Time stops, and you’re just all about making something look a certain way. Stephen Sondheim calls it trancing out. You’re right there, in the moment, you have to do it.
-- Kate Matson
For more than 20 years, Arlington couple Kate Matson and Mark Harvey have inspired each other and their audiences with a combination of animated silent film and improvisational live music. Their next “FiLmprov” performance was Friday, Feb. 23, in Cambridge.
“It’s very exciting for me to watch,” Kate says of their shows. “You never know what’s going to happen.”
YourArlington interviewed the couple in their home to learn about their unique collaboration. Both talk about their passions in an unassuming but intensely engaged way.
What is FiLmprov? First, Kate creates a film in which she animates everyday objects --her late father’s oboe reeds may become two-legged characters; a group of spoons may dance in formation across the screen.
Among our many-faceted residents
Mark, FiLmprov's music director, views the film and creates a cue sheet indicating when each instrument should come in. Next, the musicians watch the film -- just once -- without instruments. At the show, it all comes together in a one-time-only experience.
“Everything we do is spontaneous,” adds Mark. “We’re making it up as we go along.”
But don’t confuse spontaneity with lack of discipline. On the contrary, Mark says. Over the years they’ve worked together, the FiLmprov musicians have become more disciplined: “We know each other’s moves like a basketball team. We have our different roles, but have a lot of freedom within them.”
How Kate got started
Kate’s foray into film began when she worked as a graphic designer several decades ago. “I got a bug to see something moving,” she said simply. She found a Super-8 video camera in the back of a camera store and tried it out.
Mark observes with unabashed admiration that Kate is entirely self-taught in film and animation. Kate views her lack of training as an asset: “Part of the advantage of being uneducated is that you try things.”
Technology has evolved quickly over the past 22 years. Kate is always on the lookout for different programs, and is always teaching herself new skills.
But she likes her original Super-8 medium best. The name refers to the old Kodak film’s 8mm width. Kate says it enables her to do frame-by-frame animation. The film is chemically developed, which gives it a different look that suits Kate’s artistic vision.
It’s not easy, though; she mails her undeveloped work to California -- to the one place that still develops it -- and hopes it makes the round-trip journey. Once, she said, her film got lost in the mail. It was later found.
Mark's music, creativity
Mark teaches music at MIT and has led Aardvark Jazz Orchestra since 1973. He said he begins his music-improvisation class with Kate as his guest and FiLmprov as the topic. Because there is no genre, he said, no one has a leg up on anyone else.
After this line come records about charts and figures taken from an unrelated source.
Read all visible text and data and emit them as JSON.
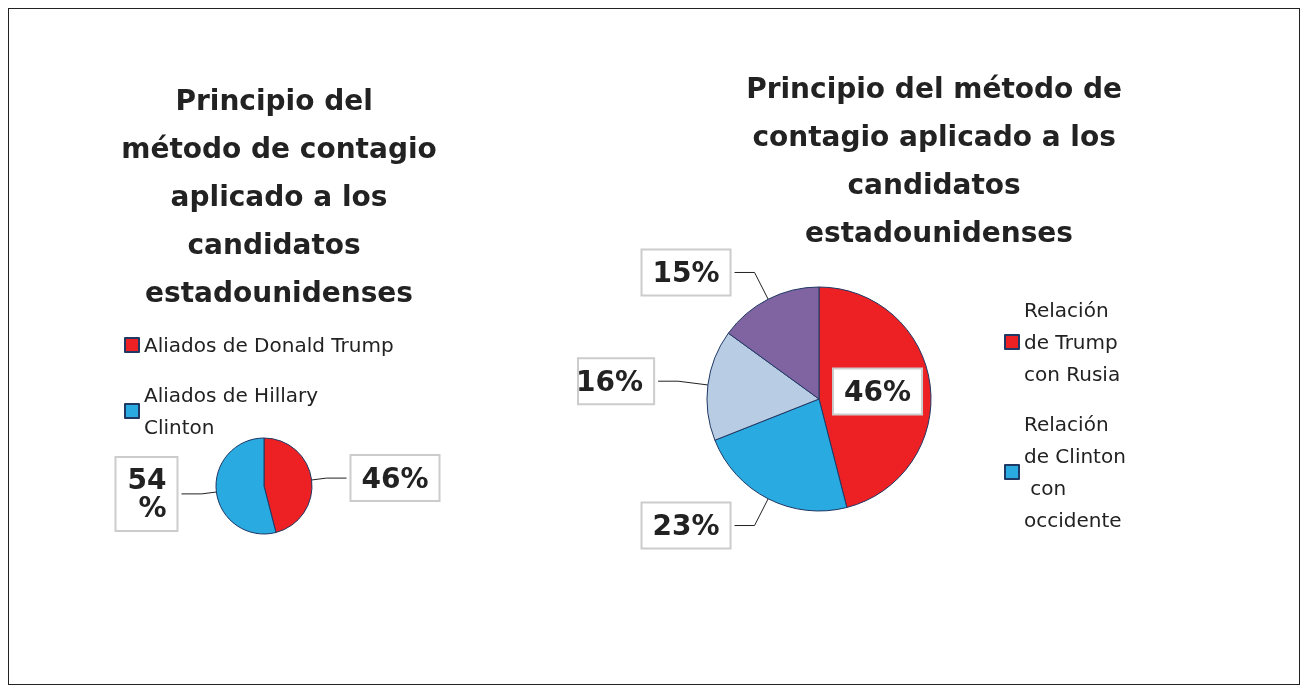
{
  "chart_data": [
    {
      "type": "pie",
      "title": "Principio del método de contagio aplicado a los candidatos estadounidenses",
      "categories": [
        "Aliados de Donald Trump",
        "Aliados de Hillary Clinton"
      ],
      "values": [
        46,
        54
      ],
      "colors": [
        "#ed2024",
        "#29abe2"
      ],
      "legend": "top",
      "value_labels": [
        "46%",
        "54 %"
      ]
    },
    {
      "type": "pie",
      "title": "Principio del método de contagio aplicado a los candidatos estadounidenses",
      "categories": [
        "Relación de Trump con Rusia",
        "Relación de Clinton con occidente",
        null,
        null
      ],
      "values": [
        46,
        23,
        16,
        15
      ],
      "colors": [
        "#ed2024",
        "#29abe2",
        "#b8cce4",
        "#8064a2"
      ],
      "legend": "right",
      "value_labels": [
        "46%",
        "23%",
        "16%",
        "15%"
      ]
    }
  ]
}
It breaks down the walls and makes room for every student to feel that improvisation is possible.
Where do they find inspiration for their boundless creativity?
For Kate, it’s in whatever object grips her at the moment. Old fans that remind her of tutus. Crumpled paper. Each becomes a character in the vivid world of her animation. “Play Time is a huge wonderful source for things to animate,” she says of Arlington’s chock-a-block hobby store.
Mark finds inspiration in almost anything, he says -- political, cultural and historical events, and people. He cites the portraiture of jazz great Duke Ellington and modernist Charles Ives as models for his musical portraits.
Kate and Mark cite each other’s work a source of ongoing inspiration.
What advice do they have for others breaking down the barriers to their own creativity?
Mark tells his MIT students to carve out time for music despite a heavy course load. “You literally just have to put the time aside to do it,” he says, even if it’s just half an hour a week. It’s worth it when you find that moment of Zen, they both suggest.
“Without it, you’re not as happy,” Kate observes. “Your life just isn’t quite complete.”
Kate describes her state when she’s deep in an animation project: “Time stops, and you’re just all about making something look a certain way. Stephen Sondheim calls it trancing out. You’re right there, in the moment, you have to do it.”
How you get to that in-the-moment feeling, she suggests, is different for each of us.